La dimension anthropologiquement constitutive de la technique 

La conception de la dimension anthropologiquement constitutive de  la  technique,  s’appuyant sur les travaux de Simondon et Stiegler, spécifie la dimension cultivée de la  connaissance et affirme le caractère techniquement situé de toute cognition et socialisation  du fait que chaque individu se situe dans un milieu technologique (associant technique,  langage et généralement tout ce qui fait signe) à la fois interne et externe (Theureau, 2006). 

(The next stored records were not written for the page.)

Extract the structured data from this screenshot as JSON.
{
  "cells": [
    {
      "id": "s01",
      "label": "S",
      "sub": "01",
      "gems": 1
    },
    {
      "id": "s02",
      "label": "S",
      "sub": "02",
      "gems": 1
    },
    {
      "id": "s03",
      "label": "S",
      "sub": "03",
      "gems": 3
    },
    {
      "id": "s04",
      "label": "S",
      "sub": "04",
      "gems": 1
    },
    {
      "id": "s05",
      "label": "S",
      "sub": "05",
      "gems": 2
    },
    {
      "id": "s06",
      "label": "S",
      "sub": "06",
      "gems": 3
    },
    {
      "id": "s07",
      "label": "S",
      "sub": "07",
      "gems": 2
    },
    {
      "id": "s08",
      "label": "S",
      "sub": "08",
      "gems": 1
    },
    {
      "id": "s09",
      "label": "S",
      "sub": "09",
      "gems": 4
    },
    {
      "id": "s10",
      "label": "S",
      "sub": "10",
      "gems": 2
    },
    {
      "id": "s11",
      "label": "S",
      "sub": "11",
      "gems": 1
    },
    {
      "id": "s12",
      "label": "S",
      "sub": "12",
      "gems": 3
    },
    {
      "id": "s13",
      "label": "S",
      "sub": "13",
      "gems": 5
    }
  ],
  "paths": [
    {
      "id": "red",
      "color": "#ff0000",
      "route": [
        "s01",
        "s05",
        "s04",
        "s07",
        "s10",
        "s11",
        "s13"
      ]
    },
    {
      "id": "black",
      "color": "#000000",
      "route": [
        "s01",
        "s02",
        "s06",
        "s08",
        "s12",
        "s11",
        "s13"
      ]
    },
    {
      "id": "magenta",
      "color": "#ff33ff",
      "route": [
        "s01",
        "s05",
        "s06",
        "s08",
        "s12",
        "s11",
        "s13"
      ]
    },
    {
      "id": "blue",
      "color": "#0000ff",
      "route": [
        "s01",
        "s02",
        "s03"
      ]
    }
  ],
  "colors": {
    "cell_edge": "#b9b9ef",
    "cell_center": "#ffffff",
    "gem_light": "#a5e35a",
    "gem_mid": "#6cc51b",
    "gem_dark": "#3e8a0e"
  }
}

Comme le suggèrent de nombreux chercheurs, il existe une coévolution entre la culture  matérielle et la nature humaine au sein de laquelle la participation de chaque individu à une  collectivité est essentielle. Dans cette coévolution, les objets techniques de toute nature  rendent présent le passé et constituent une forme de planification des actions futures  (Havelange et al., 2003). Cette perspective, qui supporte d’ailleurs le dépassement du  clivage entre recherche et conception (indiqué plus haut comme un des critères de  scientificité des activités de recherche), permet d’appréhender l’activité de conception  technologique en termes d’aide à l’appropriation plutôt que d’aide ou support à l’action  (Haradji, Poizat et Motté, 2011 ; Theureau, 2011), et de sortir d’une dichotomie qui sépare  l’activité humaine de type relationnel de l’activité humaine de type technique (Durand,  2008 ; Theureau, 2004).  

Au cours des années, le programme CdA a été affiné, modifié et enrichi à partir des  nombreuses recherches empiriques dans différents domaines et d’avancées théoriques et  conceptuelles (Theureau, 2006, pp. 5‐8). Notamment, la publication de « Le cours d’action :  méthode développée » a marqué une structuration avancée du cadre théorique d’analyse  sémio‐logique, ainsi qu’un développement théorique et méthodologique vers les questions  d’apprentissage‐développement, les questions d’articulation entre l’activité individuelle et  collective  et  celles  portant sur  les  relations  entre  émotion, cognition  et  action.  La  dénomination globale du programme, comme le regrette Theureau lui‐même (2006, p. 47),  ne rend pas entièrement compte de ces évolutions et différenciations. En fait, comme nous  préciserons plus loin, l’approfondissement des recherches dans ce cadre a conduit à  préciser d’autres objets théoriques qui rendent possible la spécification et l’étude de  différents niveaux d’organisation de l’activité (Theureau, 2006).  

La publication récente de « Le cours d’action : méthode réfléchie » (Theureau, 2009),  suivie par d’autres articles qui en précisent certains éléments, synthétise et positionne  mieux ce programme CdA comme phénoménologie de l’activité humaine. À partir d’une  exploration intensive de la manière dont est appréhendée la notion d’activité au cours de  l’histoire de la philosophie, Theureau explore en particulier la perspective des Stoïciens et la  conception de l’action‐acte de Fichte, en lien avec les postulats du programme. Par ce  travail d’approfondissement, il contribue à tracer une « histoire de la question de l’activité  humaine et de sa relation avec la connaissance » (Theureau, 2009, p. 11). Cette synthèse  permet d’expliciter la cohérence des différentes facettes du programme, notamment les  relations conceptuelles entre la perspective d’une phénoménologie de l’activité humaine,  celle d’une anthropologie cognitive située et celle d’une ingénierie des situations, avec un  positionnement  épistémologique  spécifique  au  regard  du  lien  fondamental  entre  connaissance et activité.